The risk landscape has become even more complex following the Government’s decision to strengthen the Promoters of Tax Avoidance Schemes (POTAS) regime alongside the introduction of JSL measures. These enhanced powers significantly expand HMRC’s ability to investigate and act against arrangements it considers high-risk or avoidance-driven.

Importantly, HMRC’s focus is no longer limited to the original scheme promoter. The revised rules allow HMRC to examine the wider network of businesses connected to an arrangement, including facilitators, introducers, intermediaries, and other participants within the supply chain.

For recruiters, this represents a significant shift. Agencies that recommend, facilitate, introduce, or continue to operate through questionable structures may find themselves subject to increased scrutiny. HMRC can seek access to communications, marketing materials, due diligence records, and other documentation to establish the extent of involvement and awareness.

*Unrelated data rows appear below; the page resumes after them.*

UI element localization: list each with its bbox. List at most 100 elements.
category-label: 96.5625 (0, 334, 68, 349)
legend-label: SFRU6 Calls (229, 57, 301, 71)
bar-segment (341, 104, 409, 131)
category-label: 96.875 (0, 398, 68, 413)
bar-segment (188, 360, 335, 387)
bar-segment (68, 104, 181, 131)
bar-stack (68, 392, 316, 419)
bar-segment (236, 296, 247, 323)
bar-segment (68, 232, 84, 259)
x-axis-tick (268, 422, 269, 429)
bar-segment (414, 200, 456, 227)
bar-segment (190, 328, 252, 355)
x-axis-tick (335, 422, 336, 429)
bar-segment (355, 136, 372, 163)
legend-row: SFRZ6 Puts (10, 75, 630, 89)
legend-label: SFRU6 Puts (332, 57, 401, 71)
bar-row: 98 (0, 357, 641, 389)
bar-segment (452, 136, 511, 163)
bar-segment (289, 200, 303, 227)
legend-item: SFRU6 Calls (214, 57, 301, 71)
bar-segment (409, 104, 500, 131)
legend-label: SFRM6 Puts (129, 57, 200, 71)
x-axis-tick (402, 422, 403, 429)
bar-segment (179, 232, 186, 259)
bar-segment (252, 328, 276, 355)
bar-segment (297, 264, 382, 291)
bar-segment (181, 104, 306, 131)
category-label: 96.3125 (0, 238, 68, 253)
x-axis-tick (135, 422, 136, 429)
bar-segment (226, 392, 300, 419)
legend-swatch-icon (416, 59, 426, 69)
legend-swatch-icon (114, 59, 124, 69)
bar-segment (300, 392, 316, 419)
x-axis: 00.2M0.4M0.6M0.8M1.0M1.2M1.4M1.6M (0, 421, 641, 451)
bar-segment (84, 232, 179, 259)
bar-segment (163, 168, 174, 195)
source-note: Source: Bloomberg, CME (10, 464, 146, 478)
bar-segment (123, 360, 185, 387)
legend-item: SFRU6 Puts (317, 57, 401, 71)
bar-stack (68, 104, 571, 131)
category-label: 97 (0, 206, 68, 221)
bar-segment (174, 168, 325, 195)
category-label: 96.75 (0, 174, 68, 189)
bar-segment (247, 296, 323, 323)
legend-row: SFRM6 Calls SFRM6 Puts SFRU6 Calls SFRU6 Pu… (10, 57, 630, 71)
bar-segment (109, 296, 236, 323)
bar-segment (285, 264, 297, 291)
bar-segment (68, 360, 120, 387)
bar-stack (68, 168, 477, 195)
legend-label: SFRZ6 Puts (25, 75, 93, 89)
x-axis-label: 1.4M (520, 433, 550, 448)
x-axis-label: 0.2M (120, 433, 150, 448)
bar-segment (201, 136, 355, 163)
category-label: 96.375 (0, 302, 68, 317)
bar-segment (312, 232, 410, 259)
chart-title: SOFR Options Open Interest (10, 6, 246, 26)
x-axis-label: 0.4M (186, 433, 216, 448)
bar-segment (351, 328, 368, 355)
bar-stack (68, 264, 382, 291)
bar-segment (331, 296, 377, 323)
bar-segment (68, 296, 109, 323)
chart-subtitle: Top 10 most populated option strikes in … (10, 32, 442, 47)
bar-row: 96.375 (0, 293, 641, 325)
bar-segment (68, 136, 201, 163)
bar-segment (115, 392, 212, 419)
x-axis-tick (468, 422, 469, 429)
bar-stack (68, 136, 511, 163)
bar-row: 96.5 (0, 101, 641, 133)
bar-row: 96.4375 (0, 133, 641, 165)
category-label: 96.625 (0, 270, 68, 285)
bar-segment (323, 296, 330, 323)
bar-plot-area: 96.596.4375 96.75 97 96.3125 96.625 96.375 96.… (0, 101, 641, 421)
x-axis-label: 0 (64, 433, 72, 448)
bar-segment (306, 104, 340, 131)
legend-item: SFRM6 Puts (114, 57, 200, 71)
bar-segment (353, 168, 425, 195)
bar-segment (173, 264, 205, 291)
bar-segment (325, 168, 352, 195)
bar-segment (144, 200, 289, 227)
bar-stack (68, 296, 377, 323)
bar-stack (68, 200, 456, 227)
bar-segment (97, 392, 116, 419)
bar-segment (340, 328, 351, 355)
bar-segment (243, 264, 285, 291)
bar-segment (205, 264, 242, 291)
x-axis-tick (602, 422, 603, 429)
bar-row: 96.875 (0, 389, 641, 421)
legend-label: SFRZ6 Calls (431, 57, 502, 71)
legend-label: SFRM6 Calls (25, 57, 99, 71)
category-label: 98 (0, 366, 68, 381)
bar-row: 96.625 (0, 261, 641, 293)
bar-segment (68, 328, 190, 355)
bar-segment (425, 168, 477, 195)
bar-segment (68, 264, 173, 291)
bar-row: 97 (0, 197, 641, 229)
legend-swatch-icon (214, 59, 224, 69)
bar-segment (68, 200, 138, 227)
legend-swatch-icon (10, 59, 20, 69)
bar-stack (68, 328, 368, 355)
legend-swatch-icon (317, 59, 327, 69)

The potential consequences extend beyond financial penalties. Organisations may face monitoring notices, public disclosure measures, restrictions on future business activities, and, in the most serious cases, criminal investigation.

The introduction of the Corporate Criminal Offence provisions under the Criminal Finances Act adds another layer of responsibility. Under these rules, businesses are expected to maintain reasonable procedures designed to prevent the facilitation of tax evasion within their operations and supply chains.

For recruiters, this means that relying solely on assurances from providers is not enough. Agencies must be able to demonstrate that they have undertaken appropriate due diligence and have assessed the compliance credentials of the businesses they engage with.

Questions recruiters should consider include:

  • Can the provider clearly explain how the VAT model operates?
  • Does the commercial structure make genuine business sense?
  • Are there unusually high financial incentives being offered?
  • Is the supply chain transparent and easy to understand?
  • Has independent compliance verification been obtained?
  • Are governance and audit procedures in place?

Failure to ask these questions may expose recruiters to avoidable risks.

Wider ecosystem under consideration

The direction of travel from HMRC is clear. The focus is no longer simply on recovering unpaid tax after the event. Instead, HMRC is increasingly targeting the wider ecosystem surrounding tax avoidance arrangements, including those who facilitate, support, recommend, or benefit from them.

As a result, recruiters must broaden their compliance focus. Assessing PAYE compliance remains essential, but it should form only one part of a wider due diligence process that considers VAT treatment, supply chain integrity, governance controls, and anti-avoidance risks.

In today’s regulatory environment, agencies that adopt a proactive and robust compliance culture will be far better positioned to protect their businesses, clients, contractors, and reputations. Those that continue to engage with opaque or aggressive arrangements may find themselves exposed to financial liabilities, regulatory scrutiny, supply chain exclusion, and significant reputational damage.

The message for recruiters is simple: when evaluating labour supply solutions, don’t stop at PAYE. Understanding the full compliance picture has never been more important.